Islamic finance offers several features that are consistent with these objectives. Islamic finance refers to financial services that conform with Islamic jurisprudence, or Shari’ah. Instead of trading in money and earning profit from the interest, Islamic banking trades in goods and services and earns profit from real economic transactions. It also has restraints on highly speculative transactions, and refrains from financing or participating in businesses and activities dealing in alcohol, gambling, tobacco, and pornography, as these are not permissible under Islam. All other activities remain very much as with any other banking and financial institution. It requires fair treatment; and institutes sanctity of contracts. And these principles hold the promise of supporting financial stability, since a key tenet of Islamic finance is that lenders should share in both the risks and rewards of the projects and loans they finance.

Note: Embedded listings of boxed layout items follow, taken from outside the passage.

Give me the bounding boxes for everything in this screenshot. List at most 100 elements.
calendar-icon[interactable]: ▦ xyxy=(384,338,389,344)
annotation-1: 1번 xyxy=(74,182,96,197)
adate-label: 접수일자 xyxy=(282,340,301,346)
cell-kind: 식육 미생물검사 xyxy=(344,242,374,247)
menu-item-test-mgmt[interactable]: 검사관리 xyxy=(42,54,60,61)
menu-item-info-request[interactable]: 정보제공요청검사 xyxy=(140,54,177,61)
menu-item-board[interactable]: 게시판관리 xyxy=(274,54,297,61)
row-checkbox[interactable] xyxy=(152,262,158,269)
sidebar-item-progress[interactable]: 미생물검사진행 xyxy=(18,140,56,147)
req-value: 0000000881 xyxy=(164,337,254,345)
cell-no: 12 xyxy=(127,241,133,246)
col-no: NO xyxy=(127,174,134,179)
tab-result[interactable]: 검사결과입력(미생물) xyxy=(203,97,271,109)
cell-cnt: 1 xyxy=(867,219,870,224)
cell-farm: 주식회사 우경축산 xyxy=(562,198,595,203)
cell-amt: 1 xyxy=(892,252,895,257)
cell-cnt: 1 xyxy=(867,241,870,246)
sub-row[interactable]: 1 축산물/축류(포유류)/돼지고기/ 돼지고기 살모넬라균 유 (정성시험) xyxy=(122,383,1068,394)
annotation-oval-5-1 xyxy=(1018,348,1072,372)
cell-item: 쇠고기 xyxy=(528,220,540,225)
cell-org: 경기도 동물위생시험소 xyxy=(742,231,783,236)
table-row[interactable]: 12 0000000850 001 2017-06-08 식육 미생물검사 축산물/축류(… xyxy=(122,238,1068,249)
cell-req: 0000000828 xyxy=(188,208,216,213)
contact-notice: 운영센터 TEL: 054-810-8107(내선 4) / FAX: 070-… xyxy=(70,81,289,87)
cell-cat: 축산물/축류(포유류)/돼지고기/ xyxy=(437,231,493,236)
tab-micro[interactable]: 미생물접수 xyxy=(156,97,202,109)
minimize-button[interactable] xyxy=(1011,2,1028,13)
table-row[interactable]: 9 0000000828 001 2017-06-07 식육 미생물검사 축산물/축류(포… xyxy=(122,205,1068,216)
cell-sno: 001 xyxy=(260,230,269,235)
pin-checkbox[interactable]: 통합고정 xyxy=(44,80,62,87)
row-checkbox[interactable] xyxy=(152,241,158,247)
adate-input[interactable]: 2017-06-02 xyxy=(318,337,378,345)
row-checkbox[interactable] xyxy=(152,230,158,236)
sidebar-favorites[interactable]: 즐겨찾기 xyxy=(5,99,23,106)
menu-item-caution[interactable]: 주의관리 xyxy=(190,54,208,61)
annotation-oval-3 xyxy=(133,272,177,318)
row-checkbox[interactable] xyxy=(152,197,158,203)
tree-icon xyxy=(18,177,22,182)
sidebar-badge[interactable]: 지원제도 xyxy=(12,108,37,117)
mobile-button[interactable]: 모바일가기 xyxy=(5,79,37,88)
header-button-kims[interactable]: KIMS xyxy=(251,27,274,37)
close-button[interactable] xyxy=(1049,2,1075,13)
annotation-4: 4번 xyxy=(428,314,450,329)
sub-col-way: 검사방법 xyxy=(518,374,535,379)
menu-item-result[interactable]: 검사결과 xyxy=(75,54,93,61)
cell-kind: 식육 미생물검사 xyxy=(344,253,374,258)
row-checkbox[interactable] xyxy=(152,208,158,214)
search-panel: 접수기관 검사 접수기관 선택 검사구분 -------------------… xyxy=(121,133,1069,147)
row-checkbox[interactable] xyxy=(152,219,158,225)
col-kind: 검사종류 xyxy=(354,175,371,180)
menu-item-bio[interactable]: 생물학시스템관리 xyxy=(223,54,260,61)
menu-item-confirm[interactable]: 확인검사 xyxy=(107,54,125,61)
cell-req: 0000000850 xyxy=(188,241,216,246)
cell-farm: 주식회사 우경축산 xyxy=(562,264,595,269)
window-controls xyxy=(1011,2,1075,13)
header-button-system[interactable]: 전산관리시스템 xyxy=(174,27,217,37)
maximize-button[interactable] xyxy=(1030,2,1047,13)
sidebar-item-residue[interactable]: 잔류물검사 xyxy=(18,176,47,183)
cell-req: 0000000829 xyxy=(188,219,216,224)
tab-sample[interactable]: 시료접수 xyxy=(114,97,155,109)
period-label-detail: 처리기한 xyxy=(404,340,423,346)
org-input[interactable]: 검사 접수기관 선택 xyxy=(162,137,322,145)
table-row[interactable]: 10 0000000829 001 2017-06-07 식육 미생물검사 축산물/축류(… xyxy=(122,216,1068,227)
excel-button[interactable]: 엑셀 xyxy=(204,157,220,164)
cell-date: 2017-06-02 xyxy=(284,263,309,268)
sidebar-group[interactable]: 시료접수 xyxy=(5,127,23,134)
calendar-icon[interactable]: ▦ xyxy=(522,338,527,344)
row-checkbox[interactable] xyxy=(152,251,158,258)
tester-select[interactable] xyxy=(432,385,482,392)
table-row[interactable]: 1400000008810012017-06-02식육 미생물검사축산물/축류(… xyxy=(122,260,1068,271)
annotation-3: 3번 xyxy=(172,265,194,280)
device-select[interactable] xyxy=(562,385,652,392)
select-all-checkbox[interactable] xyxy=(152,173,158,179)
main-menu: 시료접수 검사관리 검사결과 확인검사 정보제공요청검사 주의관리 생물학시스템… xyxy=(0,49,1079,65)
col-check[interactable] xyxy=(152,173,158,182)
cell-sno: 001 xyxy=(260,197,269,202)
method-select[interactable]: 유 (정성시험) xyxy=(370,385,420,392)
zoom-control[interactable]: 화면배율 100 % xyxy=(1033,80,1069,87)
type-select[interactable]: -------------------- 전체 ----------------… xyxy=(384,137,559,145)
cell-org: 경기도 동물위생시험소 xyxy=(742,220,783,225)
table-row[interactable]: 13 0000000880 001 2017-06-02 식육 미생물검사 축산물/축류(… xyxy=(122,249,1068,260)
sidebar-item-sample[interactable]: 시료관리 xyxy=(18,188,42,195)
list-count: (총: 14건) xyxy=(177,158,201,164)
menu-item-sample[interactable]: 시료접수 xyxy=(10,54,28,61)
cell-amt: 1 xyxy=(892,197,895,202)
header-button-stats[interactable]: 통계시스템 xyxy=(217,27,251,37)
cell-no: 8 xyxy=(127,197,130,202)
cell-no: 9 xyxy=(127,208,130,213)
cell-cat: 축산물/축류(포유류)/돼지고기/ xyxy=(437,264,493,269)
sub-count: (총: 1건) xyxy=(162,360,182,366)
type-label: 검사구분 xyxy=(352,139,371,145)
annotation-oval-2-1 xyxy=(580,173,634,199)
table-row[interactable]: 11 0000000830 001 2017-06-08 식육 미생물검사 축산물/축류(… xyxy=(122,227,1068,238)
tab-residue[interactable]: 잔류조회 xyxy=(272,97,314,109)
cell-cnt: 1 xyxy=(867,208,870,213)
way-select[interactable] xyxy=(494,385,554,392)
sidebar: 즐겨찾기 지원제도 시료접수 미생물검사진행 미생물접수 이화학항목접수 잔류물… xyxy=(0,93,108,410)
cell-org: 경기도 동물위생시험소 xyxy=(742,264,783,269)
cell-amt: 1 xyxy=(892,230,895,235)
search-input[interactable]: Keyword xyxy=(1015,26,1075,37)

Islamic finance has an important potential to act as an engine of stability and inclusion. Since investors are required to bear losses that may arise on loans. there is therefore less leverage, and greater incentive to exercise strong risk management. These risk-sharing features also serve to help ensure the soundness of individual financial institutions and help discourage the types of lending booms and real estate bubbles that were the precursors of the global financial crisis.

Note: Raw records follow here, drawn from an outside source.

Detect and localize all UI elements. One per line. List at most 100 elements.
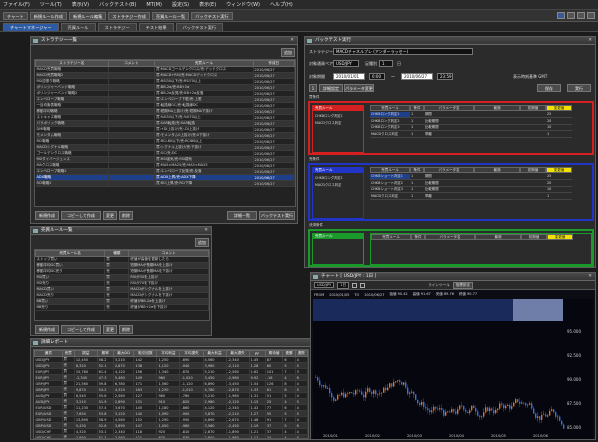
toolbar-button[interactable]: 売買ルール一覧 (151, 11, 190, 20)
param-cell[interactable]: 10 (546, 125, 572, 131)
param-cell[interactable] (520, 112, 546, 118)
tile-icon[interactable] (567, 12, 575, 19)
cascade-icon[interactable] (577, 12, 585, 19)
strategy-action-button[interactable]: コピーして作成 (61, 211, 101, 220)
param-cell[interactable] (474, 181, 520, 187)
from-label: FROM (314, 292, 325, 297)
tab-bar: チャートマネージャー 売買ルール ストラテジー テスト結果 バックテスト実行 (0, 22, 598, 32)
strategy-select[interactable]: MACDチャネルブレ (アンダーラッセー) (333, 48, 473, 55)
param-cell[interactable]: 25 (546, 174, 572, 180)
close-icon[interactable]: ✕ (588, 37, 592, 44)
indicator-button[interactable]: 指標設定 (452, 281, 474, 289)
rule-action-button[interactable]: 削除 (119, 325, 133, 334)
param-cell[interactable] (520, 125, 546, 131)
strategy-action-button[interactable]: 新規作成 (35, 211, 59, 220)
strategy-action-button[interactable]: 削除 (119, 211, 133, 220)
tab-item[interactable]: テスト結果 (138, 23, 174, 31)
toolbar-button[interactable]: チャート (3, 11, 28, 20)
rule-action-button[interactable]: 変更 (103, 325, 117, 334)
menu-item[interactable]: バックテスト(B) (99, 1, 136, 8)
zoom-out-icon[interactable] (360, 282, 366, 288)
close-icon[interactable]: ✕ (204, 227, 208, 234)
param-cell[interactable] (520, 194, 546, 200)
param-cell[interactable]: 1 (546, 132, 572, 138)
param-cell[interactable] (474, 174, 520, 180)
param-cell[interactable] (474, 125, 520, 131)
time-from-input[interactable]: 0:00 (369, 73, 385, 80)
range-selection[interactable] (513, 299, 563, 321)
strategy-action-button[interactable]: 変更 (103, 211, 117, 220)
menu-item[interactable]: 表示(E) (199, 1, 216, 8)
menu-item[interactable]: ヘルプ(H) (270, 1, 293, 8)
table-row[interactable]: USD/CHF 売 2,890 51.2 2,560 121 870 -830 2,650 -1,… (34, 434, 308, 438)
date-from-input[interactable]: 2010/01/01 (333, 73, 365, 80)
param-cell: 期間 (424, 112, 474, 118)
rule-table: 売買ルール名 種類 コメント ストップ買い買終値が高値を更新したら 移動平均GC買い買… (34, 249, 210, 321)
menu-item[interactable]: ツール(T) (40, 1, 62, 8)
menu-item[interactable]: ファイル(F) (3, 1, 30, 8)
date-to-input[interactable]: 2010/06/27 (401, 73, 433, 80)
candle (541, 415, 543, 420)
currency-select[interactable]: USD/JPY (333, 60, 359, 67)
param-cell[interactable] (474, 112, 520, 118)
tab-item[interactable]: チャートマネージャー (3, 23, 59, 31)
param-cell[interactable] (520, 119, 546, 125)
close-icon[interactable]: ✕ (588, 273, 592, 280)
settings-icon[interactable] (587, 12, 595, 19)
rule-action-button[interactable]: 新規作成 (35, 325, 59, 334)
table-row[interactable]: RCI戦略2 買:RCI上昇/売:RCI下降 2010/06/27 (35, 180, 295, 187)
param-cell[interactable] (474, 132, 520, 138)
menu-item[interactable]: 設定(S) (172, 1, 189, 8)
candle (315, 377, 317, 378)
time-to-input[interactable]: 23:59 (437, 73, 453, 80)
param-cell[interactable]: 1 (546, 194, 572, 200)
page-number[interactable]: 1 (309, 84, 317, 92)
rule-action-button[interactable]: コピーして作成 (61, 325, 101, 334)
param-cell[interactable]: 25 (546, 112, 572, 118)
toolbar-button[interactable]: 新規ルール編集 (69, 11, 107, 20)
candle (331, 393, 333, 398)
param-cell[interactable] (474, 119, 520, 125)
tab-parameter-change[interactable]: パラメータ変更 (344, 84, 374, 92)
tab-detail-settings[interactable]: 詳細設定 (319, 84, 343, 92)
toolbar-button[interactable]: ストラテジー作成 (108, 11, 150, 20)
tab-item[interactable]: 売買ルール (60, 23, 96, 31)
param-cell[interactable]: 20 (546, 181, 572, 187)
run-button[interactable]: 実行 (567, 84, 591, 92)
price-chart[interactable]: 95.000 92.500 90.000 87.500 85.000 2010/01 201… (313, 299, 593, 439)
sell-conditions-box: 売買ルール CHKBロング判定1 MACDクロス判定 売買ルール 条件 パラメータ名… (308, 163, 594, 221)
param-cell[interactable] (520, 181, 546, 187)
param-cell[interactable] (520, 187, 546, 193)
toolbar-button[interactable]: 新規ルール作成 (29, 11, 68, 20)
table-row[interactable]: BB売り売終値がBB+2σを下抜け (35, 304, 209, 311)
tab-item[interactable]: バックテスト実行 (175, 23, 224, 31)
timeframe-select[interactable]: 1日 (337, 281, 350, 289)
strategy-action-button[interactable]: 詳細一覧 (227, 211, 257, 220)
menu-item[interactable]: ウィンドウ(W) (226, 1, 260, 8)
save-button[interactable]: 保存 (537, 84, 561, 92)
menu-item[interactable]: 表示(V) (72, 1, 89, 8)
candle (325, 385, 327, 389)
zoom-in-icon[interactable] (352, 282, 358, 288)
add-strategy-button[interactable]: 追加 (281, 48, 295, 57)
close-icon[interactable]: ✕ (290, 37, 294, 44)
candle (457, 409, 459, 414)
tab-item[interactable]: ストラテジー (97, 23, 137, 31)
strategy-action-button[interactable]: バックテスト実行 (259, 211, 295, 220)
symbol-select[interactable]: USD/JPY (314, 282, 335, 288)
layout-icon[interactable] (557, 12, 565, 19)
param-cell[interactable] (474, 187, 520, 193)
param-cell[interactable]: 20 (546, 119, 572, 125)
menu-item[interactable]: MT(M) (146, 2, 162, 8)
param-cell[interactable] (520, 174, 546, 180)
param-cell[interactable]: 10 (546, 187, 572, 193)
param-cell[interactable] (474, 194, 520, 200)
param-column-header: 初期値 (520, 105, 546, 111)
add-rule-button[interactable]: 追加 (195, 238, 209, 247)
toolbar-button[interactable]: バックテスト実行 (191, 11, 233, 20)
param-cell[interactable] (520, 132, 546, 138)
line-tools-button[interactable]: ラインツール (428, 283, 450, 288)
candle (377, 393, 379, 395)
period-input[interactable]: 1 (379, 60, 393, 67)
candle (499, 403, 501, 409)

The focus on asset-backed and risk-sharing financing also has the potential to improve access to finance by small- and medium-sized enterprises, and to support inclusive growth- by having more money for lending to stable businesses.. It is well-suited to financing large-scale infrastructure projects, whereby—similar to public-private partnerships—investors finance the construction of roads, bridges, and similar projects, and receive the returns on these investments. Finally, Islamic financial services also promise to improve financial inclusion for the large number of Muslims that are discouraged from using banks for religious reasons.
Many secular countries such as the United Kingdom (UK), France, and Singapore are promoting Islamic finance to improve financial inclusion of their domestic population and also to attract funds and investments from other countries. UK alone has more than 25 Islamic financial institutions including five full-fledged Islamic banks. In June 2014, it became the first non-Muslim country to issue a sovereign sukuk (Islamic bond). Other countries which followed suit were South Africa and Thailand. The latter already has a state-run Islamic Bank since 2002. At present, more than 75 countries offer Islamic banking products and the global market for these assets is around $2 trillion.
However, India recently saw the deferment of the launch of State Bank of India’s Shariah Equity Fund in December 2014.